I told him my story. All of it — the blackjack, the roulette, the four hundred dollars I had lost in a single night. I told him about the shame, the guilt, the long months of paying off a debt I had created for no reason other than my own arrogance. I told him that the math is unforgiving, that the house edge is real, that no amount of skill or knowledge can overcome the fundamental truth of probability. And then I told him about the site, the one I had used, the one I had sworn off. https://vavada.solutions/. I didn't recommend it. I didn't endorse it. I just named it, because naming things gives them power, and power, once named, can be fought.

He listened. He nodded. He thanked me, and he walked out of my classroom, and I never saw him again. I don't know if he stopped gambling. I don't know if he paid his tuition or dropped out or found another way. But I like to think that my story helped. I like to think that the lesson I learned the hard way saved him from learning it himself.

I still teach statistics. I still draw the bell curves and explain the house edge and tell my students that gambling is a fool's errand. But I tell it differently now. I tell it with humility, with honesty, with the scars of my own mistakes visible in the way I hold myself. I'm not the expert I pretended to be. I'm just a guy who got lucky, then unlucky, then lucky again in a different way. The casino didn't teach me that. Life did. But the casino was the classroom, and the stakes were real, and the lessons — the real ones, the ones that matter — were written in losses, not wins.

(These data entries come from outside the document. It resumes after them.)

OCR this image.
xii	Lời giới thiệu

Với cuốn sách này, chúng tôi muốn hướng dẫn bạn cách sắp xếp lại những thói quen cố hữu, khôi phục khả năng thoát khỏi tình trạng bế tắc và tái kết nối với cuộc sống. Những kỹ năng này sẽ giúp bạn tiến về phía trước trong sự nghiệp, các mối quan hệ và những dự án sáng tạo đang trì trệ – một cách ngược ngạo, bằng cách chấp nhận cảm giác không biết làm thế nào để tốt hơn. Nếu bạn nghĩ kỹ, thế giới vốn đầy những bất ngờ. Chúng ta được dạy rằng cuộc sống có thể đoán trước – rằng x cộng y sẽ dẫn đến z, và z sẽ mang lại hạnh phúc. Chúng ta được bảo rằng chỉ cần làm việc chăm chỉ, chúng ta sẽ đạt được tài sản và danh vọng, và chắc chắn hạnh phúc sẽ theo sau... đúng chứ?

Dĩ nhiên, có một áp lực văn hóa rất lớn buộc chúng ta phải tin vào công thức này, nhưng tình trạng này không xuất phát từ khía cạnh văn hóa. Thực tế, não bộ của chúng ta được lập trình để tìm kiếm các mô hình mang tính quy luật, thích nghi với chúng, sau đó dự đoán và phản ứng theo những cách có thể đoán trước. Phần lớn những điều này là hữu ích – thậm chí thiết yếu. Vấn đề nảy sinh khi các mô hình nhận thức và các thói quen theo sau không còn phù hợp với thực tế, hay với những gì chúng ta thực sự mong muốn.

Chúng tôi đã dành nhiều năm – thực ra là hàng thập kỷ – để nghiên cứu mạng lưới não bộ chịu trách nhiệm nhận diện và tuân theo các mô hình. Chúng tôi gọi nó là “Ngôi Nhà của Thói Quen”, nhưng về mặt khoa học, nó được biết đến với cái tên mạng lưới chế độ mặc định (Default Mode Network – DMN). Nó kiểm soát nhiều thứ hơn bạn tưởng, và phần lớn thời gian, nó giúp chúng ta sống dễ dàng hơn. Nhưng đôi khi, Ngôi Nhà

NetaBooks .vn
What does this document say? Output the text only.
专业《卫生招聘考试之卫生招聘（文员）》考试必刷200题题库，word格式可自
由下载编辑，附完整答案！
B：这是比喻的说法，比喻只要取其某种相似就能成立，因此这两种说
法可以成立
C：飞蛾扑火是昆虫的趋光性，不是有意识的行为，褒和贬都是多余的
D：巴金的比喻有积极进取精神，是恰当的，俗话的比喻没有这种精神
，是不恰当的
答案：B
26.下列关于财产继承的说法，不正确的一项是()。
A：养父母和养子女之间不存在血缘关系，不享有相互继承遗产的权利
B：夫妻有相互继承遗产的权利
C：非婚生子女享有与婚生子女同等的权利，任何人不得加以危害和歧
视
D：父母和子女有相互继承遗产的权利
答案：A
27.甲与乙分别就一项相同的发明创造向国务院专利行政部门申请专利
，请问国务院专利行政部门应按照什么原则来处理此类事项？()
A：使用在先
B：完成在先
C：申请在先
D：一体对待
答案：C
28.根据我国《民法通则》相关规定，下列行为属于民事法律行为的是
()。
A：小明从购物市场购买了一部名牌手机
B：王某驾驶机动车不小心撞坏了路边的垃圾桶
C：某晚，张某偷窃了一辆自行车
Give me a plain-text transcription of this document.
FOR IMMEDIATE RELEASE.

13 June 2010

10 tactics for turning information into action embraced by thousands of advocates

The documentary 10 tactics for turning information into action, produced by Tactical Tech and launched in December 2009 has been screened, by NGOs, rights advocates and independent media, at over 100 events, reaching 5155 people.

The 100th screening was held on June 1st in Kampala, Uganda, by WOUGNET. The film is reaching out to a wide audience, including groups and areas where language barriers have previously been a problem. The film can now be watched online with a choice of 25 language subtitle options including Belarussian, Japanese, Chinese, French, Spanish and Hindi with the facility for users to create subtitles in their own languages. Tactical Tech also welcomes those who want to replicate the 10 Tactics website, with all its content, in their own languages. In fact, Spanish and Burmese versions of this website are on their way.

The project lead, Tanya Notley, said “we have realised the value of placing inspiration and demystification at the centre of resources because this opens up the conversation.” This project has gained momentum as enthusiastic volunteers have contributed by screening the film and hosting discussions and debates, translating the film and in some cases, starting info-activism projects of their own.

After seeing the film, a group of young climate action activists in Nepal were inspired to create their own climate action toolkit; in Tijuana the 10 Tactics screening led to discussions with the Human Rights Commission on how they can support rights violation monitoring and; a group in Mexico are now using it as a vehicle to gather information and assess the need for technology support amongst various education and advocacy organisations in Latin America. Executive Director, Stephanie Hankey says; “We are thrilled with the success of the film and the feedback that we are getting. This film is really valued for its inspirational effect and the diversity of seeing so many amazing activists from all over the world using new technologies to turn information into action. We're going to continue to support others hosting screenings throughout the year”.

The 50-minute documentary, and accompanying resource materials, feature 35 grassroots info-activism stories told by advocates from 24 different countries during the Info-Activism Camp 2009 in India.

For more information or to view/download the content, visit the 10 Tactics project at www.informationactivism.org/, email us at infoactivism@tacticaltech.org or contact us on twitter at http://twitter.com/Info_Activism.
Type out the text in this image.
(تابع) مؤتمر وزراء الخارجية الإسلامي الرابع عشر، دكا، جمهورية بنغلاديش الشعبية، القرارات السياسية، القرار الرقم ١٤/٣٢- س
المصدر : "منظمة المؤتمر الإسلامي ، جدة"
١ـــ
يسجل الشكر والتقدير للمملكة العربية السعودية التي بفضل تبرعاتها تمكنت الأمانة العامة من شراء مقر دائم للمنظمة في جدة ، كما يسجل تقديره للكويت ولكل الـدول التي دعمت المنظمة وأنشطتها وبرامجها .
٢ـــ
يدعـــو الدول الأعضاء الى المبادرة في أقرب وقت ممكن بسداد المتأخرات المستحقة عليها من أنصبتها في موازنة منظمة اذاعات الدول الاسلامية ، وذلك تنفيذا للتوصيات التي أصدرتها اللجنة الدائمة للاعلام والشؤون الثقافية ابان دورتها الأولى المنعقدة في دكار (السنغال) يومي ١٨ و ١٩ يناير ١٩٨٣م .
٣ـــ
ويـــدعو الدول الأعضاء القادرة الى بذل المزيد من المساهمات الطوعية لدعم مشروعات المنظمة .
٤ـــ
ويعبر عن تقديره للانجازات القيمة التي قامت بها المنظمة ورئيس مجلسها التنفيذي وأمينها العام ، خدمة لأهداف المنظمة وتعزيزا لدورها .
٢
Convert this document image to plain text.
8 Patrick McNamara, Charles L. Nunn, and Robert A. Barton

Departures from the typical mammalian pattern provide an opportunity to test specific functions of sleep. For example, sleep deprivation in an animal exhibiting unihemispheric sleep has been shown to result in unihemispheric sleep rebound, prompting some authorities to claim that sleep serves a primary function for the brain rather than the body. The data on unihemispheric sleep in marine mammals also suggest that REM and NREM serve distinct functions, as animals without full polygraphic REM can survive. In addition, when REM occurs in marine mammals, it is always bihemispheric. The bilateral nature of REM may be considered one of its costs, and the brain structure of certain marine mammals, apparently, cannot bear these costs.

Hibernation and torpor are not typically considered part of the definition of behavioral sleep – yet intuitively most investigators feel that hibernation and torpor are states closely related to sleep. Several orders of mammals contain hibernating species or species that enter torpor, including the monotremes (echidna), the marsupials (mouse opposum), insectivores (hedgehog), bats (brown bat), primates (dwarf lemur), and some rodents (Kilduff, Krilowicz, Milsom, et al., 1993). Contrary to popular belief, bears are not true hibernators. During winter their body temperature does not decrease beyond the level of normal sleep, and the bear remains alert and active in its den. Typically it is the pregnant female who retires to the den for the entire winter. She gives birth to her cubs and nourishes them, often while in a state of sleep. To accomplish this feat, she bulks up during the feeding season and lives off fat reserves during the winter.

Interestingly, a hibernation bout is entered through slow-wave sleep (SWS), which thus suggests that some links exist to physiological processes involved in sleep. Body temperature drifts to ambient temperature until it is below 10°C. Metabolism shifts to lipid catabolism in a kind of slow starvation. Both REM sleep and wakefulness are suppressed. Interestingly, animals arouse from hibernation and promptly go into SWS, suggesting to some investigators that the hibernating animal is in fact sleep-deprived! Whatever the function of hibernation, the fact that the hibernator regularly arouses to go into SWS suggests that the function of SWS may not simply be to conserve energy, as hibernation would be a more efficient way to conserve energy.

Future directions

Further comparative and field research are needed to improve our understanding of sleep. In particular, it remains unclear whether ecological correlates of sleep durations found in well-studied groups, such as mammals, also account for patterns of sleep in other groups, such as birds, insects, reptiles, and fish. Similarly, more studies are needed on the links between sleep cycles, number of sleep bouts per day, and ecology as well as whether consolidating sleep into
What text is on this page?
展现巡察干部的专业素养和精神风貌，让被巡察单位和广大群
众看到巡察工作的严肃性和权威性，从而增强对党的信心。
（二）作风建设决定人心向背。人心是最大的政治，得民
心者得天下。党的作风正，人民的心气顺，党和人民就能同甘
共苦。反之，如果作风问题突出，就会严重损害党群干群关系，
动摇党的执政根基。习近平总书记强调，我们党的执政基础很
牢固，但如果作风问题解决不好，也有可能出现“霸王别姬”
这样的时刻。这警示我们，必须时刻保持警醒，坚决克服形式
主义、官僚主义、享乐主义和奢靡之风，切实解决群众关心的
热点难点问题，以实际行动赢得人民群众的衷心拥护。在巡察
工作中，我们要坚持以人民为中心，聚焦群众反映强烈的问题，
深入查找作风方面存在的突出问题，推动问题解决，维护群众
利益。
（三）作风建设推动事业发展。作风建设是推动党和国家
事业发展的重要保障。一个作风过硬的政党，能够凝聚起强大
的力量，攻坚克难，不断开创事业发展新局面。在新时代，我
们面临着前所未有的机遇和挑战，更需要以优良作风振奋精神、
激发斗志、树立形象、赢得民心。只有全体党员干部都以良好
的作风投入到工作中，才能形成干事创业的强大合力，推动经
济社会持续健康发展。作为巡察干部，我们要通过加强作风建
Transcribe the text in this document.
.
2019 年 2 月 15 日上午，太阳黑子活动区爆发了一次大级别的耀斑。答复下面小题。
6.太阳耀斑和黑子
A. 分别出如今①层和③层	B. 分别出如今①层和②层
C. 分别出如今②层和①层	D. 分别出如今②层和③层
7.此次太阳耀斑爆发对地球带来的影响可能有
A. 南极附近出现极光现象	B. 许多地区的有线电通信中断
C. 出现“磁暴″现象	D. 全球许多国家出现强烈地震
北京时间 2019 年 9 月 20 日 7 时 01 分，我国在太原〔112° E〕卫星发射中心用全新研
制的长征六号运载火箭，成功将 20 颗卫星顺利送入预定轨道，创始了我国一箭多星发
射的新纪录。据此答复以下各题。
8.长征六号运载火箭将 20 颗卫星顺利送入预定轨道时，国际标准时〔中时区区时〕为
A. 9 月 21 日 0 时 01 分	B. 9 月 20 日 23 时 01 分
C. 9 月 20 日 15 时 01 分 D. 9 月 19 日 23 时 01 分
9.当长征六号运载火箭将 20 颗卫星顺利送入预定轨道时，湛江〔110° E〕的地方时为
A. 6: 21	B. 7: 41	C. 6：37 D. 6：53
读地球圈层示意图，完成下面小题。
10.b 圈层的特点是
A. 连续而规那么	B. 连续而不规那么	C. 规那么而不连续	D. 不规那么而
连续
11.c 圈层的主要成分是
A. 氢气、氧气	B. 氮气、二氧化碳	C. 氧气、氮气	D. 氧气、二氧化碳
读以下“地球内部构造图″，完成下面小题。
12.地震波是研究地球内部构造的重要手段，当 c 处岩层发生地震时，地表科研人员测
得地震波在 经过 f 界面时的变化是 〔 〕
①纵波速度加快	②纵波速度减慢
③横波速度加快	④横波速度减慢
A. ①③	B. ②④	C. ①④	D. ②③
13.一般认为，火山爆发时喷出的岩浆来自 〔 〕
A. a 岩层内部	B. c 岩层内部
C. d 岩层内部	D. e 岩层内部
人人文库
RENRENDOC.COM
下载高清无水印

I don't play anymore. Not because I'm afraid, but because I don't need to. The itch is gone, replaced by something quieter, something that doesn't need the rush of a spin or the hope of a win. I found other ways to fill the hours — hiking, cooking, spending time with people who don't care about probability or expected value or the house edge. I built a life that doesn't need gambling to feel complete. And that, I think, is the real win. Not the money. Not the thrill. Just the quiet satisfaction of knowing that I learned, that I grew, that I became the person I was pretending to be all along.

My students still yawn. They still check their phones. They still think that math is abstract and irrelevant and something they'll forget the moment they leave my classroom. But some of them listen. Some of them see the scars. Some of them understand that I'm not just teaching formulas — I'm teaching survival. And that, in the end, is the only lesson that matters. The odds are against you. The house always wins. But you can still walk away. You can still choose a different game. You can still build a life that doesn't depend on the next spin of the wheel. That's the math. That's the truth. That's the thing I almost learned too late.